GPC has two primary business segments: Motion, which focuses on industrial products, and the automotive brand NAPA Auto Parts.

According to Industrial Distribution, Motion started as a distributor of bearings and industrial supplies, and expanded to offer products related to automation, conveyance, hydraulics, fluid power, and robotics. GPC acquired Motion in 1976. GPC's electrical products division, EIS Inc., merged with Motion in 2018, before being sold in October 2019. Based in Birmingham, Alabama, Motion has approximately 9,000 employees and 170,000 customers as of 2023.

NAPA Auto Parts was established in 1925. Some NAPA Auto Parts stores are owned and operated by GPC, but most are independently owned and operated. There were approximately 6,000 NAPA Auto Parts stores in 2020.

GPC acquired UAP Inc. of Canada in 1998 and the Australian car parts supplier Exego Group in 2013. GPC and its four business units acquired nineteen companies in 2016. In 2017, GPC acquired a 35 percent stake in industrial distributor Inenco Group, as well as Alliance Automotive Group. GPC acquired Kaman Distribution Group (KDG), a provider of industrial solutions such as automation, conveyance, and fluid power, in 2022.

=== Former subsidiaries ===
In 1975, GPC acquired S.P. Richards, which was described by Industrial Distribution as "a distributor of general office products, technology products and accessories, office furniture, JanSan and safety supplies".

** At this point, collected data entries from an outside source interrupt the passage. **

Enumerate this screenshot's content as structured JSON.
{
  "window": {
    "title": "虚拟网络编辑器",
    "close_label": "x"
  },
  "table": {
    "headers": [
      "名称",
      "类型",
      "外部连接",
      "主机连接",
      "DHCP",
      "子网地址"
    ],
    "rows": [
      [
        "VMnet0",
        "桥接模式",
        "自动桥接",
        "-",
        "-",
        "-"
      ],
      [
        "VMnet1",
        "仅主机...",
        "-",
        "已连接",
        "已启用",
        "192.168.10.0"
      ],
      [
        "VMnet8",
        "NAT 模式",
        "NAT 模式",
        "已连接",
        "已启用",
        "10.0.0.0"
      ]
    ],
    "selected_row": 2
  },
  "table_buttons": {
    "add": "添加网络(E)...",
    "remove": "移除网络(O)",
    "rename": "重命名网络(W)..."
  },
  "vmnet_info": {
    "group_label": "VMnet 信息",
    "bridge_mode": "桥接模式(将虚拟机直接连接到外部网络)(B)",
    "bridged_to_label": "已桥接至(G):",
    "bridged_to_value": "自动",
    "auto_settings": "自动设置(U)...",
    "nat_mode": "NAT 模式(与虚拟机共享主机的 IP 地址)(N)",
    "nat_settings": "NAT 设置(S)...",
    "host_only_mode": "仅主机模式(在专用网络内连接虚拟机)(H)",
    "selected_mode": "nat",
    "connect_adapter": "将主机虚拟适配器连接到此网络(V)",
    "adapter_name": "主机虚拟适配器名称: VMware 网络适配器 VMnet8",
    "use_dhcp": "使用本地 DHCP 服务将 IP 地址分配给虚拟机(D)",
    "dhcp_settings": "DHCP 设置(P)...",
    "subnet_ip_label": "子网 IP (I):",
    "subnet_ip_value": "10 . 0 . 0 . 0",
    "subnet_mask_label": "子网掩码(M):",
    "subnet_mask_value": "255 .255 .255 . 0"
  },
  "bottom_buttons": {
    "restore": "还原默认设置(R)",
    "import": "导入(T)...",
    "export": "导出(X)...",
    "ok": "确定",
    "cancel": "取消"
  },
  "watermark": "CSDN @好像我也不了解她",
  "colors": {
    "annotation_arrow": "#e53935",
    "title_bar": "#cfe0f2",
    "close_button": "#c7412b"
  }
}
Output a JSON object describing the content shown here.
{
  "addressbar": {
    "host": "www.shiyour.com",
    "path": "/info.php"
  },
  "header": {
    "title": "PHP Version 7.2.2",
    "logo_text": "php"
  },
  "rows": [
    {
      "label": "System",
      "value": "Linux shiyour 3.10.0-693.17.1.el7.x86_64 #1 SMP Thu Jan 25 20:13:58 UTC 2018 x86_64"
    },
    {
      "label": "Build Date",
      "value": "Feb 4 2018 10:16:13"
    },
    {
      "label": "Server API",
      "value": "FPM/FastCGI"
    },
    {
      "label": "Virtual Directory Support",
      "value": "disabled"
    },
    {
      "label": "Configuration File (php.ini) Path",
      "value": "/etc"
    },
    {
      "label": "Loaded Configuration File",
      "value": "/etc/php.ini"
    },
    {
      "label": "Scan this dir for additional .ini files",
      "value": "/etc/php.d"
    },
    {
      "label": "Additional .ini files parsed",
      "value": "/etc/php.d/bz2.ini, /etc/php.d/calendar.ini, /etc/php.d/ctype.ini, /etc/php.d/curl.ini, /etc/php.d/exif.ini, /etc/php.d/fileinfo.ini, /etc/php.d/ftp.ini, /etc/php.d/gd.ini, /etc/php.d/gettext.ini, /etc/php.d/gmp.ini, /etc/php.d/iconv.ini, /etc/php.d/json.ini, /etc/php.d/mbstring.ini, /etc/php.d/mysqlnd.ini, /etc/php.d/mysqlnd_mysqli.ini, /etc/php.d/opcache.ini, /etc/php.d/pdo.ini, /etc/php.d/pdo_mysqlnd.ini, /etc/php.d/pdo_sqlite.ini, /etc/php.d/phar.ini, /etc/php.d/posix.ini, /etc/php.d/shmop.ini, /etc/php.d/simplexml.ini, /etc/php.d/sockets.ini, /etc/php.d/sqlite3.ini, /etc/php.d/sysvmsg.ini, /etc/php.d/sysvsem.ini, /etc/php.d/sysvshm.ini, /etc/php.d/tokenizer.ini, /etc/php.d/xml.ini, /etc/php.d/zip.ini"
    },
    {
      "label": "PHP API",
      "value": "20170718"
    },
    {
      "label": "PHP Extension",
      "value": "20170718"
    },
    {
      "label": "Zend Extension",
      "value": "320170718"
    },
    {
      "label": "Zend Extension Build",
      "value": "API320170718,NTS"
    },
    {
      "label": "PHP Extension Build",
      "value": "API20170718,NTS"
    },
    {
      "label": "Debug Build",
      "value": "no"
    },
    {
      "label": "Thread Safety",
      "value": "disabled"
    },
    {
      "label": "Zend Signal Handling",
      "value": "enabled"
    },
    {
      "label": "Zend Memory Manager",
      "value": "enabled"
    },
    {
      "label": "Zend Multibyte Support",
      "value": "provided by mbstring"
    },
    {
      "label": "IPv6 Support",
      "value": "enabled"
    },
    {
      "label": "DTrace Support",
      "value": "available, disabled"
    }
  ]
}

In 2018, GPC announced plans to merge the "workplace essentials distributor" S.P. Richards into Essendant, following a spin-off of S.P. Richards to become an independent company. The combined company would still be called Essendant (formerly United Stationers). The deal was never finalized, being rejected by Essendant, which accepted a buyout by Sycamore Partners instead. GPC sold S.P. Richards through a series of transactions in 2020, starting with the Canada division in January. The U.S. operations were sold to an investor group and the Supply Source Enterprise business, which included The Safety Zone and Impact Products operations, were sold to an affiliate of H.I.G. Capital. GPC continued with Motion and NAPA Auto Parts.